In operation, as illustrated in Figure 5, when guide wire 17 is passed through catheter assembly 10, from different entry and exit points, thus allowing the said guide wire 17 to run over the balloon 14 and as the shaft 11 stretches and deflects, it provides for a tight seal around the guide wire, while at the same time still allowing for movement of the guide wire 17 relative to the catheter 10. In normal use, once the catheter 10 has been positioned at the desired location, inflation of the balloon 14 dilates a patient's vessel. Inflation of the balloon member is performed by introducing inflation media or air under pressure into inner lumen 15’ through inflation/deflation port 15a. Initially, as the pressure is increased the balloon member 14 starts inflating, and as the pressure inside the balloon member increases, the balloon 14 deflects and compresses against guide wire 17 to form a tight seal around the guide wire 17 and create a focalized concentrated force over the certain portion of the guide wire 17, thus resulting in the breakage of the stenosis 19. The balloon 14 will initially engage and press against the guide wire 17 at pressures of at least about 1.0-1.2 atmospheres.
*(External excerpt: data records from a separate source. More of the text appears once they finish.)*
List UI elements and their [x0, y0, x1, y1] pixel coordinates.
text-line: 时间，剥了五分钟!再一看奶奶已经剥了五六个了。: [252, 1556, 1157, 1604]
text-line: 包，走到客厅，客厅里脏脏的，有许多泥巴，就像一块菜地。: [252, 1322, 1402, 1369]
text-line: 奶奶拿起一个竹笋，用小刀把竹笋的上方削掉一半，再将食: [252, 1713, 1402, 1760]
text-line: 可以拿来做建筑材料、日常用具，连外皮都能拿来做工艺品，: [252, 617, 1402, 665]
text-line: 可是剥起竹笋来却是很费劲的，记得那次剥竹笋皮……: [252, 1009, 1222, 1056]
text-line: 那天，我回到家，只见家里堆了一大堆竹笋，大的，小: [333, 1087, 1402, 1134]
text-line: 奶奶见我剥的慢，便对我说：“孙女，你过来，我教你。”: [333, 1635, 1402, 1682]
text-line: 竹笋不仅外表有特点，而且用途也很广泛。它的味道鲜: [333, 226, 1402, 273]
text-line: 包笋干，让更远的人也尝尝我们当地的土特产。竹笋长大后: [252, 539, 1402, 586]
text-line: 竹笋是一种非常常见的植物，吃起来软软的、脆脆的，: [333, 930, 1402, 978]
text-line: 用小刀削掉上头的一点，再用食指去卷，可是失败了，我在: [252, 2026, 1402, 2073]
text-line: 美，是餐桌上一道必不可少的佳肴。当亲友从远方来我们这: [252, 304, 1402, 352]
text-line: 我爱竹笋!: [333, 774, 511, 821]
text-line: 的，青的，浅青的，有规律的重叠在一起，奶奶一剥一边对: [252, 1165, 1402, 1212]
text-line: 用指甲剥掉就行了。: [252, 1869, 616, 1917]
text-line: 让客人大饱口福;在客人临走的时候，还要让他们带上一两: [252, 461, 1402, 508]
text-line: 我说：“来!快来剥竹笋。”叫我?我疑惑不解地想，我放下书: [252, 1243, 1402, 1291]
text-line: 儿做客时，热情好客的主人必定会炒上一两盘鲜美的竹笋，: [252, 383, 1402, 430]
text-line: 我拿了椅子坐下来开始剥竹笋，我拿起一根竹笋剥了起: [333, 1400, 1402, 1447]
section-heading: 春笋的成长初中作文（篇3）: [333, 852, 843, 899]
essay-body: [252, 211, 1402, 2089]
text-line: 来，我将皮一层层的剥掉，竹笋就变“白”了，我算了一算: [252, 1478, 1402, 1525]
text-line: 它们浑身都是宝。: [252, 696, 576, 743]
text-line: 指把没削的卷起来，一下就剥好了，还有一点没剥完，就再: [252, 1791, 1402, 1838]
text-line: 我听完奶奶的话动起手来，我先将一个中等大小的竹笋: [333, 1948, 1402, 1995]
The balloon 14 continues to press against the guide wire up to rated burst pressure of balloon. The greater the pressure within the balloon member, the higher the force against the guide wire, greater concentration of focalized force against the stenosis.
Once dilation of the vessel is completed, balloon member 14 is deflated, typically by applying a vacuum to inflation/deflation port 15a. When vacuum is applied, the fluid pressure inside the balloon member decreases. As pressure in the balloon reduces, the balloon 14 disengages from guide wire 17. Once the balloon 14 has disengaged from the guide wire 17, movement of the guide wire 17 relative to the shaft 11 can again occur. Once the balloon is deflated, the catheter can be advanced further into a patient's cardiovascular system for treatment of additional stenoses, or can be removed from the patient's system.
Although only certain embodiments have been illustrated and described, those having ordinary skill in the art will understand that the invention is not intended to be limited to the specifics of these embodiments, but rather is defined by the accompanying claims.